Atto n. 2-00785 (procedura abbreviata)

Pubblicato il 5 ottobre 2005
Seduta n. 878

ANGIUS, DI SIENA, GRUOSSO, MACONI, PASCARELLA, MONTALBANO, ROTONDO - Ai Ministri dell'economia e delle finanze e delle attività produttive. -

Premesso:

che nei mesi scorsi la società Pa.Te.Cor.

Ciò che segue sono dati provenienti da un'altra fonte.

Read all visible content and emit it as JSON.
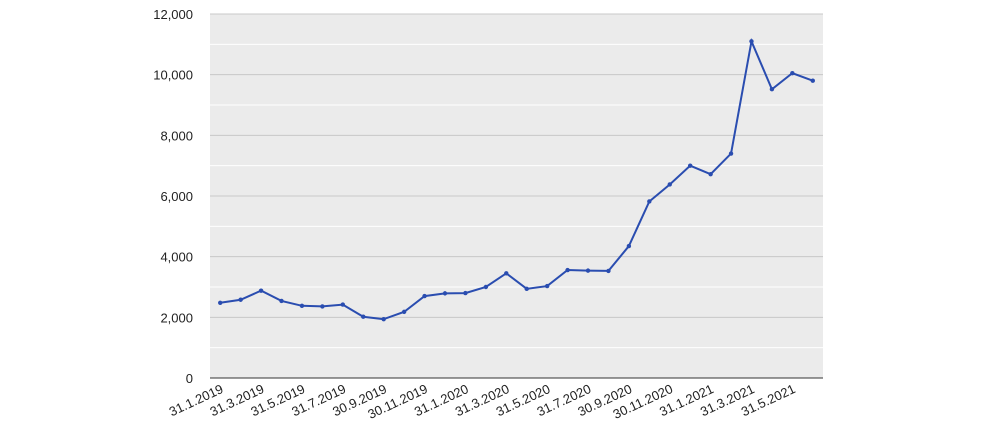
{
  "chart_data": {
    "type": "line",
    "categories": [
      "31.1.2019",
      null,
      "31.3.2019",
      null,
      "31.5.2019",
      null,
      "31.7.2019",
      null,
      "30.9.2019",
      null,
      "30.11.2019",
      null,
      "31.1.2020",
      null,
      "31.3.2020",
      null,
      "31.5.2020",
      null,
      "31.7.2020",
      null,
      "30.9.2020",
      null,
      "30.11.2020",
      null,
      "31.1.2021",
      null,
      "31.3.2021",
      null,
      "31.5.2021",
      null
    ],
    "series": [
      {
        "color": "#2a4db0",
        "values": [
          2480,
          2580,
          2880,
          2540,
          2380,
          2360,
          2420,
          2020,
          1940,
          2180,
          2700,
          2790,
          2800,
          3000,
          3450,
          2940,
          3030,
          3560,
          3540,
          3530,
          4350,
          5820,
          6380,
          7000,
          6720,
          7400,
          11100,
          9520,
          10050,
          9800
        ]
      }
    ],
    "ylim": [
      0,
      12000
    ],
    "yticks": [
      0,
      {
        "value": 2000,
        "label": "2,000"
      },
      {
        "value": 4000,
        "label": "4,000"
      },
      {
        "value": 6000,
        "label": "6,000"
      },
      {
        "value": 8000,
        "label": "8,000"
      },
      {
        "value": 10000,
        "label": "10,000"
      },
      {
        "value": 12000,
        "label": "12,000"
      }
    ],
    "minor_yticks": [
      1000,
      3000,
      5000,
      7000,
      9000,
      11000
    ],
    "grid": true,
    "background": "#ebebeb"
  }
}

Spa, soggetto responsabile del Patto territoriale della corsetteria di Lavello in Basilicata, ha più volte rappresentato i problemi crescenti palesati dal sistema produttivo della corsetteria di Lavello;

che la crescente concorrenza dall’estero, soprattutto da parte dei prodotti cinesi, ha ingenerato una crisi del settore che rischia di acquisire vieppiù valenza strutturale;

che il recente accordo fra Unione europea e Cina, che consente l’entrata nell’Unione di prodotti prima bloccati perché largamente esorbitanti le quote pattuite, non fa che aumentare i rischi, particolarmente nel settore della corsetteria;

che negli ultimi anni i produttori del distretto lucano hanno dovuto fronteggiare una sorta di doppia concorrenza, quella di produttori europei (e italiani) che producevano a bassissimo costo del lavoro e quella appunto dei produttori cinesi;

che nel distretto lavellese questo ha comportato la riduzione delle commesse, dei volumi di produzione e degli addetti delle imprese;

che a partire dalla fine degli anni ‘900 il Patto Territoriale ha svolto un ruolo positivo in termini di ampliamento della base produttiva, di creazione di infrastrutture a pro delle imprese e di promozione dell’innovazione tecnologica, ma soprattutto ha agevolato investimenti per oltre 37 milioni di euro, di cui oltre 31 milioni a carico dello Stato;

che tali investimenti sono stati conclusi da quasi tutte le imprese, e questo anche dopo che è intervenuto il momento di grave sofferenza di cui si diceva, il che però fa crescere la preoccupazione per le esposizioni contratte con il sistema creditizio;

che segnali di crisi e richieste di aiuto pubblico vengono anche da distretti industriali ben più solidi di quello lucano,

si chiede di sapere:

quali siano le iniziative che il Governo intende assumere per sostenere, nell’ambito delle azioni rivolte al settore del tessile e dell’abbigliamento, l’intero settore della corsetteria;

in particolare, quali soluzioni il Governo possa trovare per le aziende che, avendo utilizzato le agevolazioni, hanno difficoltà a mantenere l’impegno assunto con il Ministero ad incrementare i propri addetti;

se il Governo non ritenga di dover trovare soluzioni legislative tali da evitare la revoca dei contributi alle aziende che, in particolari condizioni di crisi, non possono mantenere l’impegno all’aumento degli organici.